The Institute for Cybernetics and Futurology has initiated the Simulacron project, who are building up an artificial universe on their computers, endowing consciousness to individual “identity units”, programmed by the researchers. It is intended to be used as a predictive device, running simulations about shifts in the economy and society. But when technical director Fred Stiller (Klaus Lowitsch) starts noticing fissures in his own reality, he begins to wonder if he is not an “identity unit” for yet another world above his own.  Or, as Fassbinder himself put it, quoted on the Foundation’s site:

“There is a very beautiful story named World on a Wire. It talks about a world where you can create projections of people with a computer. And this brings about the question to what degree we are all merely projections, because according to this thought model, the projections are equal to reality. Maybe another, larger body has created us as a thought model? We are looking at an old philosophical model that produces a certain horror. With this movie I have attempted to work as perfectly and orderly as possible, using all available technical means.”

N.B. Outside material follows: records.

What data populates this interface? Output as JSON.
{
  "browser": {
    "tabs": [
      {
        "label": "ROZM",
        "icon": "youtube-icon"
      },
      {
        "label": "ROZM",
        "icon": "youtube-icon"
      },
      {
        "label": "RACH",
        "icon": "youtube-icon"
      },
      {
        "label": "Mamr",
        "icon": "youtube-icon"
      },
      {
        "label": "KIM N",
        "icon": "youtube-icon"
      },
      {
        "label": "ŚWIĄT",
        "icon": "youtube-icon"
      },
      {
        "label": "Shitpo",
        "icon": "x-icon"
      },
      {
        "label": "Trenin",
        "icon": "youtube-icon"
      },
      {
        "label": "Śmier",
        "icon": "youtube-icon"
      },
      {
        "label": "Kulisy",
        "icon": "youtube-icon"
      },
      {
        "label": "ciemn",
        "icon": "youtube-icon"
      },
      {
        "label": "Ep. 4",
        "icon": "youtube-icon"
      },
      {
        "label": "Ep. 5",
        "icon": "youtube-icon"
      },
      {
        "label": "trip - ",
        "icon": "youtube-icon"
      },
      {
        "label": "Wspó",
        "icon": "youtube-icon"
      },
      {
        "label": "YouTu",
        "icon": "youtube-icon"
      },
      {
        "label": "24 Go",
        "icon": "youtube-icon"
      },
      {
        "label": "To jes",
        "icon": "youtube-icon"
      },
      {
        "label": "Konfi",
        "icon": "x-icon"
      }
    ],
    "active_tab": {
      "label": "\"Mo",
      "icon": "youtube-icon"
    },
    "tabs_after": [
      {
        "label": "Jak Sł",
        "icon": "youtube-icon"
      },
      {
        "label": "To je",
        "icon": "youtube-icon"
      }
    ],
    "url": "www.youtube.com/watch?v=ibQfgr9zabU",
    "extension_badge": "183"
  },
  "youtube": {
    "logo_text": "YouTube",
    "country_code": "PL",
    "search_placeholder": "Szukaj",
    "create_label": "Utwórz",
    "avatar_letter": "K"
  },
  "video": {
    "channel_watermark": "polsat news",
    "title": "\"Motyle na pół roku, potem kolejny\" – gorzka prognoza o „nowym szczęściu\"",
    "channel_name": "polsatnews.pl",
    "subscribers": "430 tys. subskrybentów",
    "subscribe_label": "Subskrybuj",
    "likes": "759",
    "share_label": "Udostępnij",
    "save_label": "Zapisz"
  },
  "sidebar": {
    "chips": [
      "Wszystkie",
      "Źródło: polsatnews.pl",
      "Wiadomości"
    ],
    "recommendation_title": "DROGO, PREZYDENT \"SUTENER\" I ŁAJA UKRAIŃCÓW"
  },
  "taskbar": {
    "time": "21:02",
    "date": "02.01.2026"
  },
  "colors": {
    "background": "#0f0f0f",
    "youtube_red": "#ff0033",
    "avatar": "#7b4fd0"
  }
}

A two-part, 205 minute opus, it has plenty of lag in its stop-start narrative – but Kurt Raab’s set design and Michael Ballhaus’ cinematography makes every shot worth examining like a jeweler. As you can see in the stills, it’s a fantasia of gleaming plastics and endless refractions. Ballhaus has a penchant for placing objects in the extreme foreground with some surreal action in the far background. This shot, seen in the top photo (and to the right), establishes the world as unbalanced and strange. The normal sense of scale is thrown off, confused.

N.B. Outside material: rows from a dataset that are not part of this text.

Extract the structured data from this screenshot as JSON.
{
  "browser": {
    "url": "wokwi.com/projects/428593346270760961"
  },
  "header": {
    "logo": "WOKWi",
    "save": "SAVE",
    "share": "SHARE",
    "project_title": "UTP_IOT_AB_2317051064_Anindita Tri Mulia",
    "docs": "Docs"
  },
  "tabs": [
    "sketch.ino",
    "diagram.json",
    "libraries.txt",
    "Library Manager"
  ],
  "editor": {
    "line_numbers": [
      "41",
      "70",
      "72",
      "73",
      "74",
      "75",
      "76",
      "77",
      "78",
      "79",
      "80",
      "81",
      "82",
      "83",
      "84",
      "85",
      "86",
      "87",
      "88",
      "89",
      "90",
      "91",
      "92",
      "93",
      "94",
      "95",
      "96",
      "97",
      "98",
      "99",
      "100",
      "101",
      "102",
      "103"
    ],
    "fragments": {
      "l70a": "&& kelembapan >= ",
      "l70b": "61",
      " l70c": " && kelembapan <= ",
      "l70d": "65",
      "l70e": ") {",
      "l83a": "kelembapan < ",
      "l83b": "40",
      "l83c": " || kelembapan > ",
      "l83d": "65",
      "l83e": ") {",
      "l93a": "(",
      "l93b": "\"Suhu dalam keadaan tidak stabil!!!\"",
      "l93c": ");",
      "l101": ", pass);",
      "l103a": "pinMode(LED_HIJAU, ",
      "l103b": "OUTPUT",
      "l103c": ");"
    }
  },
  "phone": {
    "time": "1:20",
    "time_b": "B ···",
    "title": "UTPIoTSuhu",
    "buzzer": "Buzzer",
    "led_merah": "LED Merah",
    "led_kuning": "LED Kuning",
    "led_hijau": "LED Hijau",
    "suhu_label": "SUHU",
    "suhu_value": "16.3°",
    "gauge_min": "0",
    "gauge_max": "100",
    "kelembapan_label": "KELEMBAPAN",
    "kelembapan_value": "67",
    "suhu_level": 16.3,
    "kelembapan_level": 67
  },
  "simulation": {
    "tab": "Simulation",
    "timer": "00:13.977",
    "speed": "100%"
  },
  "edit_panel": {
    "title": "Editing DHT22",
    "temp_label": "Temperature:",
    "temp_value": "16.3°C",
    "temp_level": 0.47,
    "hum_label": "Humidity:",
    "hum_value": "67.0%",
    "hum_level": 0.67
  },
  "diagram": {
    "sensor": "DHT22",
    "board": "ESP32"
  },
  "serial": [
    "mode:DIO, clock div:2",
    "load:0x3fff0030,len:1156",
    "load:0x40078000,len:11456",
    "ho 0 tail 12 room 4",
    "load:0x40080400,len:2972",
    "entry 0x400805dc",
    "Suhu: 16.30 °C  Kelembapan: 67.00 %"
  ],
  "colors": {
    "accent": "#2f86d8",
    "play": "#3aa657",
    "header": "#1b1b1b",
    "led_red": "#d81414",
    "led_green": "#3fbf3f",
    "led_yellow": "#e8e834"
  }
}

Ballhaus also places mirror-like objects in every possible composition, bisecting the frame into worlds of illusion and reality. Early on, the original technical director, Professor Vollmer, harangues a state official by shoving a hand mirror in his face and asking him what is inside. Vollmer’s mental breakdown is the tremor which sets Stiller’s world on edge.

Fassbinder frames Stiller’s investigation as a kind of existential film noir. Lowitsch is a squat fireplug of an actor, very brute and athletic for a high profile scientist. Fassbinder loves playing with and honoring genre, and Stiller’s insolent personality and blunt humor recalls both Bogart and the American animals of Sam Fuller. Vollmer’s mysterious daughter Eva (Mascha Robben) takes on the role of femme fatale, with nods to Marlene Dietrich. In a nightclub sequence early on, a Dietrich impersonator lip-synchs to “Boys in the Back Room” before re-enacting the finale to Dishonored (checking her lipstick on a saber before falling to the firing squad). Robben’s veils and breathly line readings are other oblique references to the Berlin-born star.

There’s an air of burlesque to the whole enterprise, with Fassbinder’s usual array of intense grotesques, highlighted by the scrunched mien of Gottfried John as the only “identity unit” aware of his origins. There are also cameos from Ingrid Caven as a stylish newspaper girl, recently deceased director Werner Schroeter as a callow lad at a bar, and Eddie Constantine (Alphaville), as a flummoxed gent who picks up a hitchhiking Stiller. These bits of self-reflexive japery, along with some surreal comic sequences, give the film a wild, lurching tone. At its core it’s still hard sci-fi, tackling questions of alternate worlds and the ultimate meaning of consciousness, but it’s done in the rambunctious, conglomerate style of Fassbinder – who tosses in everything he loves. His favorite friends, colleagues, genres and faces congeal into a carnivalesque vision of computerized mania.

It anticipates the alternate-world philosophical noodlings of The Matrix by 25 years, and, as J. Hoberman notes in his review, is an avatar of Avatar, as Stiller is able to enter Simulacron by putting on the helmet seen a few paragraphs above. The film’s run at MoMA ended yesterday, and it’s currently only available on a German DVD without English subtitles, but the Foundation’s website says they are “presently negotiating with our partner Criterion in the USA.” So hopefully within a year or two this forgotten curiosity will have an extended, idiosyncratic life of its own in the United States.